Nine months after a final version of the audit was sent to SBA managers last March, the agency has yet to respond to the auditors’ recommendations. In a Dec. 5 e-mail to SBA managers, chief internal auditor Flerida Rivera-Alsing asked for a response by tomorrow.

"I know you have a lot of ‘stuff’ to take care [of] so please let me know if a response by COB Jan. 4 is doable," she wrote.

Kevin SigRist, the SBA’s deputy director, said the agency hadn’t put together a response but that some of the recommendations — such as creating a risk management committee that would advise the director — were being implemented. Change, he added, takes time.

"We just have not gone through that whole process to pull that together," he said. "That’s how the world works here."

Squirreled away in a corporate office complex across town from the Capitol, the 18 or so securities traders for the SBA were workhorses on Wall Street. Until last month, they managed more than $50 billion in securities investments, including about $27 billion deposited by 1,000 cities, counties, school boards and other governmental units. (The SBA’s trustees have since stripped the agency of managing the pool and handed it off to BlackRock, a private manager.)

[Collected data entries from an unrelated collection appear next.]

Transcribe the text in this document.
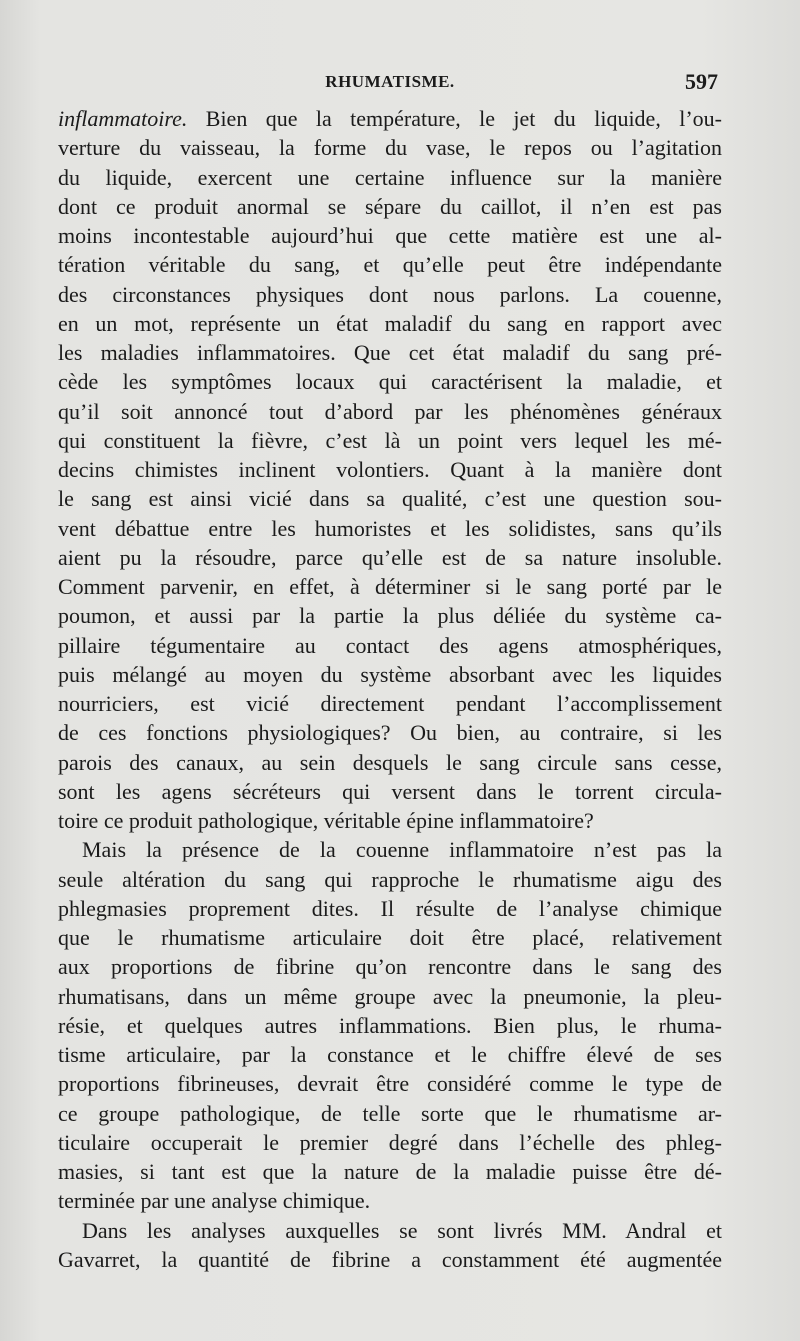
RHUMATISME.	597
inflammatoire. Bien que la température, le jet du liquide, l’ou-
verture du vaisseau, la forme du vase, le repos ou l’agitation
du liquide, exercent une certaine influence sur la manière
dont ce produit anormal se sépare du caillot, il n’en est pas
moins incontestable aujourd’hui que cette matière est une al-
tération véritable du sang, et qu’elle peut être indépendante
des circonstances physiques dont nous parlons. La couenne,
en un mot, représente un état maladif du sang en rapport avec
les maladies inflammatoires. Que cet état maladif du sang pré-
cède les symptômes locaux qui caractérisent la maladie, et
qu’il soit annoncé tout d’abord par les phénomènes généraux
qui constituent la fièvre, c’est là un point vers lequel les mé-
decins chimistes inclinent volontiers. Quant à la manière dont
le sang est ainsi vicié dans sa qualité, c’est une question sou-
vent débattue entre les humoristes et les solidistes, sans qu’ils
aient pu la résoudre, parce qu’elle est de sa nature insoluble.
Comment parvenir, en effet, à déterminer si le sang porté par le
poumon, et aussi par la partie la plus déliée du système ca-
pillaire tégumentaire au contact des agens atmosphériques,
puis mélangé au moyen du système absorbant avec les liquides
nourriciers, est vicié directement pendant l’accomplissement
de ces fonctions physiologiques? Ou bien, au contraire, si les
parois des canaux, au sein desquels le sang circule sans cesse,
sont les agens sécréteurs qui versent dans le torrent circula-
toire ce produit pathologique, véritable épine inflammatoire?
Mais la présence de la couenne inflammatoire n’est pas la
seule altération du sang qui rapproche le rhumatisme aigu des
phlegmasies proprement dites. Il résulte de l’analyse chimique
que le rhumatisme articulaire doit être placé, relativement
aux proportions de fibrine qu’on rencontre dans le sang des
rhumatisans, dans un même groupe avec la pneumonie, la pleu-
résie, et quelques autres inflammations. Bien plus, le rhuma-
tisme articulaire, par la constance et le chiffre élevé de ses
proportions fibrineuses, devrait être considéré comme le type de
ce groupe pathologique, de telle sorte que le rhumatisme ar-
ticulaire occuperait le premier degré dans l’échelle des phleg-
masies, si tant est que la nature de la maladie puisse être dé-
terminée par une analyse chimique.
Dans les analyses auxquelles se sont livrés MM. Andral et
Gavarret, la quantité de fibrine a constamment été augmentée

Over an 18-month period in 2003 and 2004 — the audit period — those managers made more than 21,600 trades totaling $1.1 trillion in value.

The local investment fund was intended to operate like a money-market fund, producing relatively low returns in exchange for instant access to cash. But during and since the audit period, the SBA money managers were moving away from secure — but low-interest — government securities to higher-returning — but riskier — investments in commercial paper.

Without referring to any specific investment decisions, the audit said that the SBA didn’t have adequate, agency-wide risk management reviews in place. "Some risk management practices are being implemented in silos," it added, suggesting that individual SBA divisions were making decisions on their own.

Coleman Stipanovich, who resigned last month as SBA executive director, could not be reached for comment.